Despite the lore_search failure rate, the surviving lore_activity

  • lore_file_timeline calls produced the strongest evidence in the corpus — both remove verdicts driven by lore_file_timeline discovering active 2026-04-22 removal patch series.

Subsystem coverage

The 858 probed dirs span 122 distinct top-level subsystems:

top-15 subsystemsdirs probed
drivers/net188
drivers/media102
drivers/gpu57
drivers/clk32
drivers/scsi32
drivers/crypto29
drivers/pinctrl26
drivers/iio25
drivers/phy23
drivers/infiniband22
drivers/soc21
drivers/video19
drivers/misc17
drivers/dma15
drivers/platform11

The remaining 75 subsystems have 1-3 probes each — the long-tail legacy infrastructure (rapidio, ipack, hsi, parport, sbus, ps3, ssb, bcma, isdn, etc.) where deprecation candidates concentrate.

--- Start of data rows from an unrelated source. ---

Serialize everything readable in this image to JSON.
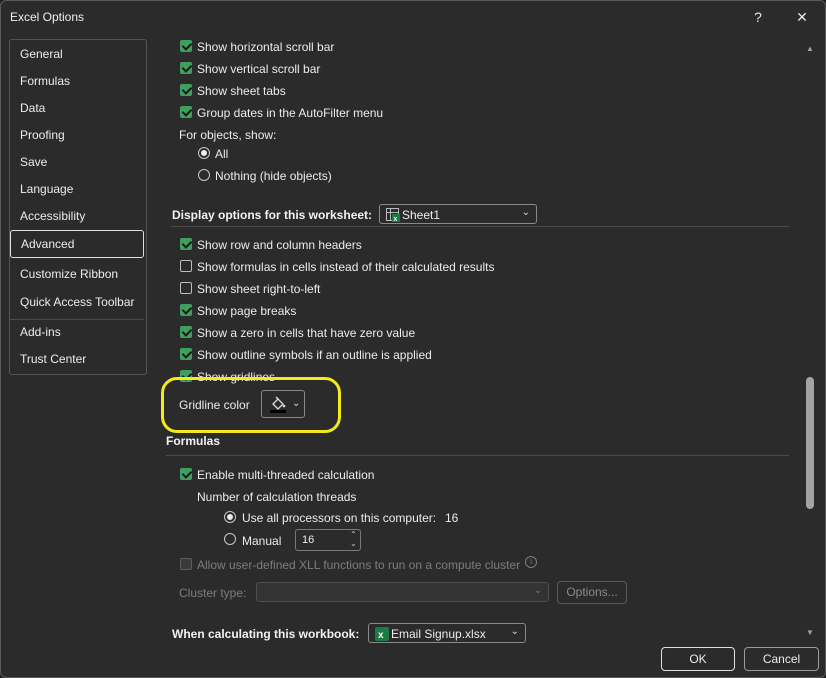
{
  "window": {
    "title": "Excel Options",
    "help_glyph": "?",
    "close_glyph": "✕"
  },
  "sidebar": {
    "items": [
      {
        "label": "General"
      },
      {
        "label": "Formulas"
      },
      {
        "label": "Data"
      },
      {
        "label": "Proofing"
      },
      {
        "label": "Save"
      },
      {
        "label": "Language"
      },
      {
        "label": "Accessibility"
      },
      {
        "label": "Advanced"
      },
      {
        "label": "Customize Ribbon"
      },
      {
        "label": "Quick Access Toolbar"
      },
      {
        "label": "Add-ins"
      },
      {
        "label": "Trust Center"
      }
    ],
    "active": "Advanced"
  },
  "workbook_opts": {
    "hscroll": "Show horizontal scroll bar",
    "vscroll": "Show vertical scroll bar",
    "sheet_tabs": "Show sheet tabs",
    "group_dates": "Group dates in the AutoFilter menu",
    "objects_label": "For objects, show:",
    "obj_all": "All",
    "obj_nothing": "Nothing (hide objects)"
  },
  "worksheet_opts": {
    "heading": "Display options for this worksheet:",
    "sheet_combo": "Sheet1",
    "row_col_headers": "Show row and column headers",
    "formulas_in_cells": "Show formulas in cells instead of their calculated results",
    "right_to_left": "Show sheet right-to-left",
    "page_breaks": "Show page breaks",
    "zero_values": "Show a zero in cells that have zero value",
    "outline_symbols": "Show outline symbols if an outline is applied",
    "gridlines": "Show gridlines",
    "gridline_color_label": "Gridline color"
  },
  "formulas": {
    "heading": "Formulas",
    "multithreaded": "Enable multi-threaded calculation",
    "threads_label": "Number of calculation threads",
    "use_all": "Use all processors on this computer:",
    "use_all_count": "16",
    "manual": "Manual",
    "manual_value": "16",
    "xll": "Allow user-defined XLL functions to run on a compute cluster",
    "cluster_type": "Cluster type:",
    "options_btn": "Options...",
    "calc_workbook": "When calculating this workbook:",
    "workbook_combo": "Email Signup.xlsx"
  },
  "footer": {
    "ok": "OK",
    "cancel": "Cancel"
  },
  "colors": {
    "accent_check": "#3f9f5f",
    "highlight": "#f2ea1a",
    "excel_green": "#1d7a45"
  }
}
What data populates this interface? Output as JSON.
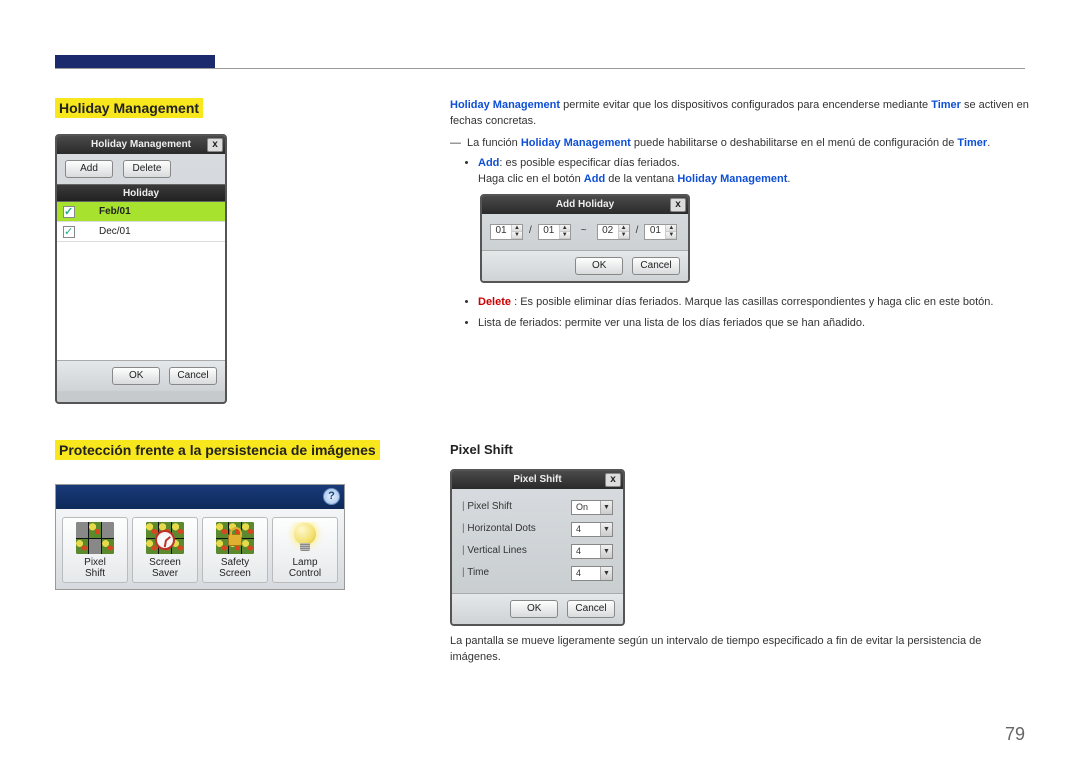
{
  "page_number": "79",
  "headings": {
    "holiday_management": "Holiday Management",
    "protection": "Protección frente a la persistencia de imágenes",
    "pixel_shift_heading": "Pixel Shift"
  },
  "right_text": {
    "intro_a": "Holiday Management",
    "intro_b": " permite evitar que los dispositivos configurados para encenderse mediante ",
    "intro_c": "Timer",
    "intro_d": " se activen en fechas concretas.",
    "dash_a": "La función ",
    "dash_b": "Holiday Management",
    "dash_c": " puede habilitarse o deshabilitarse en el menú de configuración de ",
    "dash_d": "Timer",
    "dash_e": ".",
    "add_a": "Add",
    "add_b": ": es posible especificar días feriados.",
    "add_line2a": "Haga clic en el botón ",
    "add_line2b": "Add",
    "add_line2c": " de la ventana ",
    "add_line2d": "Holiday Management",
    "add_line2e": ".",
    "delete_a": "Delete",
    "delete_b": " : Es posible eliminar días feriados. Marque las casillas correspondientes y haga clic en este botón.",
    "list": "Lista de feriados: permite ver una lista de los días feriados que se han añadido.",
    "pixel_shift_desc": "La pantalla se mueve ligeramente según un intervalo de tiempo especificado a fin de evitar la persistencia de imágenes."
  },
  "hm_dialog": {
    "title": "Holiday Management",
    "close": "x",
    "add_btn": "Add",
    "delete_btn": "Delete",
    "col_header": "Holiday",
    "rows": [
      {
        "checked": true,
        "label": "Feb/01",
        "selected": true
      },
      {
        "checked": true,
        "label": "Dec/01",
        "selected": false
      }
    ],
    "ok": "OK",
    "cancel": "Cancel"
  },
  "add_holiday": {
    "title": "Add Holiday",
    "close": "x",
    "m1": "01",
    "d1": "01",
    "m2": "02",
    "d2": "01",
    "ok": "OK",
    "cancel": "Cancel"
  },
  "pixel_shift": {
    "title": "Pixel Shift",
    "close": "x",
    "rows": {
      "pixel_shift_lbl": "Pixel Shift",
      "pixel_shift_val": "On",
      "hdots_lbl": "Horizontal Dots",
      "hdots_val": "4",
      "vlines_lbl": "Vertical Lines",
      "vlines_val": "4",
      "time_lbl": "Time",
      "time_val": "4"
    },
    "ok": "OK",
    "cancel": "Cancel"
  },
  "prot_toolbar": {
    "help": "?",
    "items": {
      "pixel_shift_l1": "Pixel",
      "pixel_shift_l2": "Shift",
      "screen_saver_l1": "Screen",
      "screen_saver_l2": "Saver",
      "safety_screen_l1": "Safety",
      "safety_screen_l2": "Screen",
      "lamp_control_l1": "Lamp",
      "lamp_control_l2": "Control"
    }
  }
}
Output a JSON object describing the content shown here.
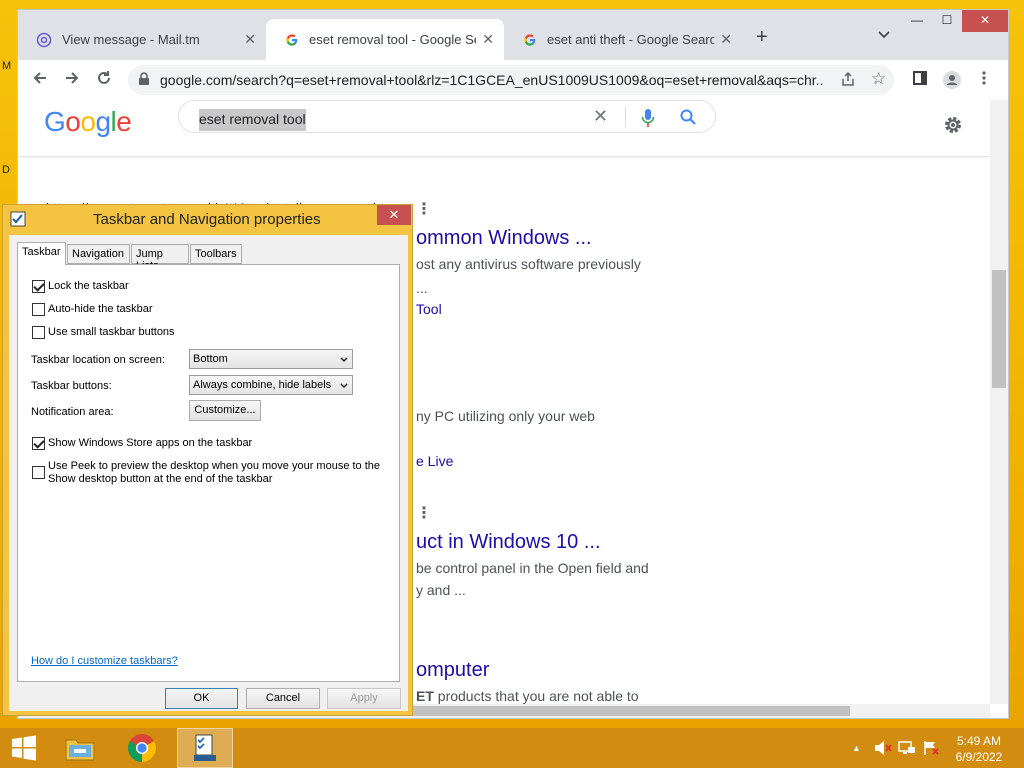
{
  "desktop": {
    "edge_letters": [
      "M",
      "D"
    ]
  },
  "browser": {
    "tabs": [
      {
        "label": "View message - Mail.tm",
        "icon": "at-sign-icon"
      },
      {
        "label": "eset removal tool - Google Search",
        "icon": "google-g-icon"
      },
      {
        "label": "eset anti theft - Google Search",
        "icon": "google-g-icon"
      }
    ],
    "tab_close": "✕",
    "new_tab": "+",
    "url": "google.com/search?q=eset+removal+tool&rlz=1C1GCEA_enUS1009US1009&oq=eset+removal&aqs=chr...",
    "window_controls": {
      "minimize": "—",
      "maximize": "☐",
      "close": "✕"
    }
  },
  "google": {
    "logo": [
      "G",
      "o",
      "o",
      "g",
      "l",
      "e"
    ],
    "logo_colors": [
      "#4285f4",
      "#ea4335",
      "#fbbc05",
      "#4285f4",
      "#34a853",
      "#ea4335"
    ],
    "query": "eset removal tool",
    "clear": "✕"
  },
  "results": {
    "cite": "https://support.eset.com › kb146-uninstallers-removal-t...",
    "title1": "ommon Windows ...",
    "snip1a": "ost any antivirus software previously",
    "snip1b": "...",
    "link1": "Tool",
    "snip2": "ny PC utilizing only your web",
    "link2": "e Live",
    "title2": "uct in Windows 10 ...",
    "snip3a": "be control panel in the Open field and",
    "snip3b": "y and ...",
    "title3": "omputer",
    "snip4_bold": "ET",
    "snip4": " products that you are not able to",
    "dots": "⋮"
  },
  "dialog": {
    "title": "Taskbar and Navigation properties",
    "close": "✕",
    "tabs": [
      "Taskbar",
      "Navigation",
      "Jump Lists",
      "Toolbars"
    ],
    "checks": {
      "lock": {
        "label": "Lock the taskbar",
        "checked": true
      },
      "autohide": {
        "label": "Auto-hide the taskbar",
        "checked": false
      },
      "small": {
        "label": "Use small taskbar buttons",
        "checked": false
      },
      "store": {
        "label": "Show Windows Store apps on the taskbar",
        "checked": true
      },
      "peek": {
        "label": "Use Peek to preview the desktop when you move your mouse to the Show desktop button at the end of the taskbar",
        "checked": false
      }
    },
    "location_label": "Taskbar location on screen:",
    "location_value": "Bottom",
    "buttons_label": "Taskbar buttons:",
    "buttons_value": "Always combine, hide labels",
    "notif_label": "Notification area:",
    "customize": "Customize...",
    "help": "How do I customize taskbars?",
    "ok": "OK",
    "cancel": "Cancel",
    "apply": "Apply"
  },
  "taskbar": {
    "time": "5:49 AM",
    "date": "6/9/2022",
    "tray_up": "▲"
  },
  "colors": {
    "accent": "#f0b000",
    "link": "#1a0dab",
    "taskbar": "#d28d10"
  }
}
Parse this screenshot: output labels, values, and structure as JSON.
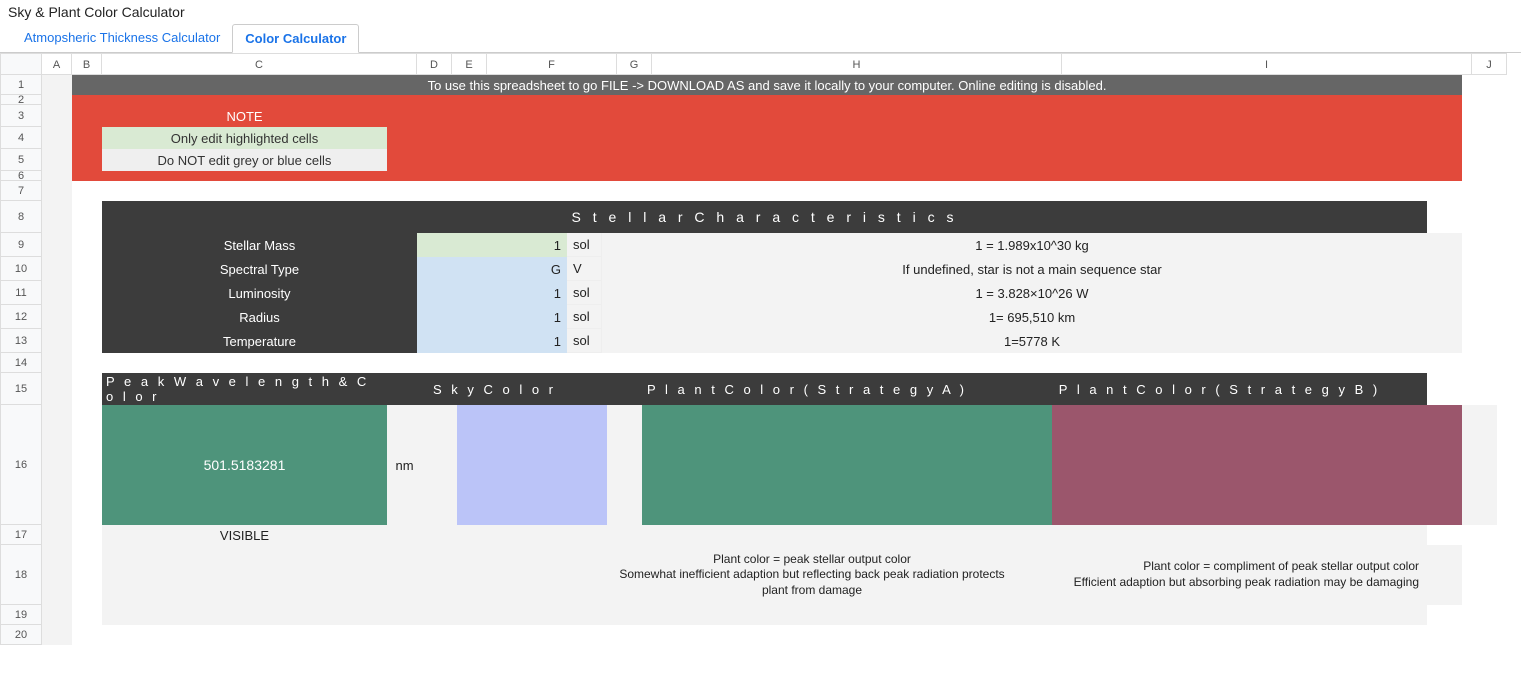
{
  "title": "Sky & Plant Color Calculator",
  "tabs": [
    {
      "label": "Atmopsheric Thickness Calculator",
      "active": false
    },
    {
      "label": "Color Calculator",
      "active": true
    }
  ],
  "columns": [
    "A",
    "B",
    "C",
    "D",
    "E",
    "F",
    "G",
    "H",
    "I",
    "J"
  ],
  "rows": [
    "1",
    "2",
    "3",
    "4",
    "5",
    "6",
    "7",
    "8",
    "9",
    "10",
    "11",
    "12",
    "13",
    "14",
    "15",
    "16",
    "17",
    "18",
    "19",
    "20"
  ],
  "banner": "To use this spreadsheet to go FILE -> DOWNLOAD AS and save it locally to your computer. Online editing is disabled.",
  "note": {
    "title": "NOTE",
    "line1": "Only edit highlighted cells",
    "line2": "Do NOT edit grey or blue cells"
  },
  "stellar": {
    "title": "S t e l l a r C h a r a c t e r i s t i c s",
    "rows": [
      {
        "label": "Stellar Mass",
        "value": "1",
        "unit": "sol",
        "desc": "1 = 1.989x10^30 kg",
        "cls": "input-green"
      },
      {
        "label": "Spectral Type",
        "value": "G",
        "unit": "V",
        "desc": "If undefined, star is not a main sequence star",
        "cls": "input-blue"
      },
      {
        "label": "Luminosity",
        "value": "1",
        "unit": "sol",
        "desc": "1 = 3.828×10^26 W",
        "cls": "input-blue"
      },
      {
        "label": "Radius",
        "value": "1",
        "unit": "sol",
        "desc": "1= 695,510 km",
        "cls": "input-blue"
      },
      {
        "label": "Temperature",
        "value": "1",
        "unit": "sol",
        "desc": "1=5778 K",
        "cls": "input-blue"
      }
    ]
  },
  "color_headers": {
    "peak": "P e a k W a v e l e n g t h & C o l o r",
    "sky": "S k y C o l o r",
    "plantA": "P l a n t C o l o r ( S t r a t e g y A )",
    "plantB": "P l a n t C o l o r ( S t r a t e g y B )"
  },
  "peak": {
    "value": "501.5183281",
    "unit": "nm",
    "visible": "VISIBLE"
  },
  "plantA_desc": "Plant color = peak stellar output color\nSomewhat inefficient adaption but reflecting back peak radiation protects plant from damage",
  "plantB_desc": "Plant color = compliment of peak stellar output color\nEfficient adaption but absorbing peak radiation may be damaging",
  "colors": {
    "peak": "#4e947b",
    "sky": "#bbc4f8",
    "plantA": "#4e947b",
    "plantB": "#9b566c"
  }
}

Diminishing returns past rank 500

The deprecate count between top-500 and top-1000 was unchanged at 42. The model found exactly 3 new remove verdicts in ranks 504-858 (caif, hamradio, isdn/mISDN). Signal density is concentrated in the top ~500.

This is the empirical justification for the top-1000 cutoff. Going to top-2000 would burn ~$140 more for at most a few additional deprecates.

Confidence-vs-verdict shape

Among the 9 remove dossiers:

  • 5 have confidence ≥ 0.90, all backed by lore patches
  • 3 have confidence in 0.83-0.89, backed by mixed lore + web evidence
  • 1 has confidence 0.78 (the weakest remove — the model ranked the older mISDN modular driver alongside the stronger isdn/hardware/mISDN evidence)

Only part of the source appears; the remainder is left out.